Korban, Nur Cholis (37) warga Lingkungan Kubang Sepat, Kelurahan Citangkil, Kecamatan Citangkil, Kota Cilegon, Provinsi Banten dilaporkan hilang terseret arus banjir, pada Sabtu pagi kemarin jam 08.00 WIB.
Kepala Kantor Pencarian dan Pertolongan Banten Adil Triyanto mengatakan, Tim SAR gabungan melakukan pencarian dengan menggunakan Rubber boat, menyisir ke arah hilir mengikuti aliran sungai.
Pencarian difokuskan pada area tutupan eceng gondok dan tumpukan sampah yang diperkirakan dapat menahan korban dari aliran sungai.

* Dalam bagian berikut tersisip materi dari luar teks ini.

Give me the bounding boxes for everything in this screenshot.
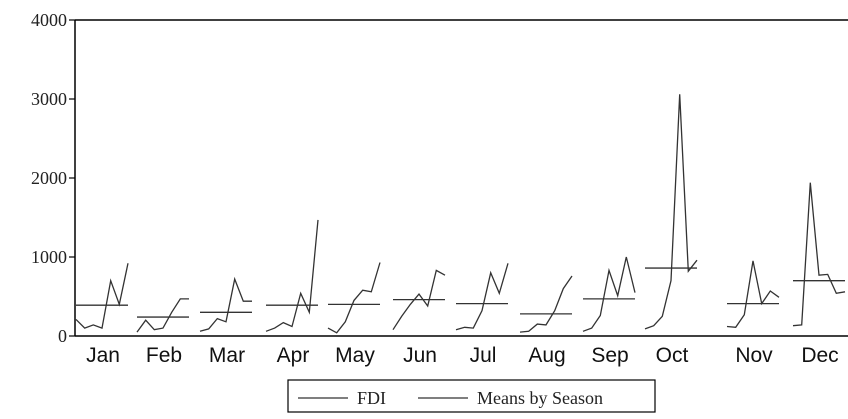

“Sekitar pukul 08.06 WIB, pada Minggu (4/2/2024), korban berhasil ditemukan oleh Tim SAR gabungan, dimana lokasi penemuan hanya berjarak kurang lebih 50 meter dari lokasi kejadian,” ujarnya.
Lebih lanjut Adil mengatakan, korban Nur Cholis (37) langsung dievakuasi dibawa ke RSUD Panggung Rawi Kota Cilegon.
“Terima kasih yang sebesar-besarnya kepada Tim SAR Gabungan yang dengan penuh dedikasi melakukan pencarian terhadap korban,” ucap Adil.
Adapun kejadian korban terseret banjir, yaitu pada Sabtu (3/2/2024) jam 08.00 WIB, dua orang karyawan PT JEL Subcon PT HEIN Global Utama terseret derasnya arus banjir di area parkir samping Gate Osaka kawasan proyek PT Lotte Chemical.
Banjir bandang yang menerjang kawasan itu akibat meluapnya sodetan Sungai Tanjung Peni saat hujan deras. Ketika itu beberapa pekerja, karyawan PT JEL menyeberang arus banjir, dan dua orang terseret arus sungai.
Namun nahas, satu orang bisa menyelamatkan diri, dan yang satu atas nama Nurholis, mandor PT JEL terseret derasnya arus sungai.
Unsur yang terlibat dalam pencarian ini selain Kantor SAR Banten, yakni Polsek Ciwandan, Polsek Pulomerak, BPBD Provinsi Banten, BPBD Kota Cilegon, Damkar Kota Cilegon, Tagana Kota Cilegon, PMI Kota Cilegon, PT Lotte Chemical, PT Hein, PT Jel, PT Kine Project, IEA Cilegon, Core Indonesia, Pramuka, Potensi SAR, KSB Ciwandan, Rumah Zakat dan masyarakat.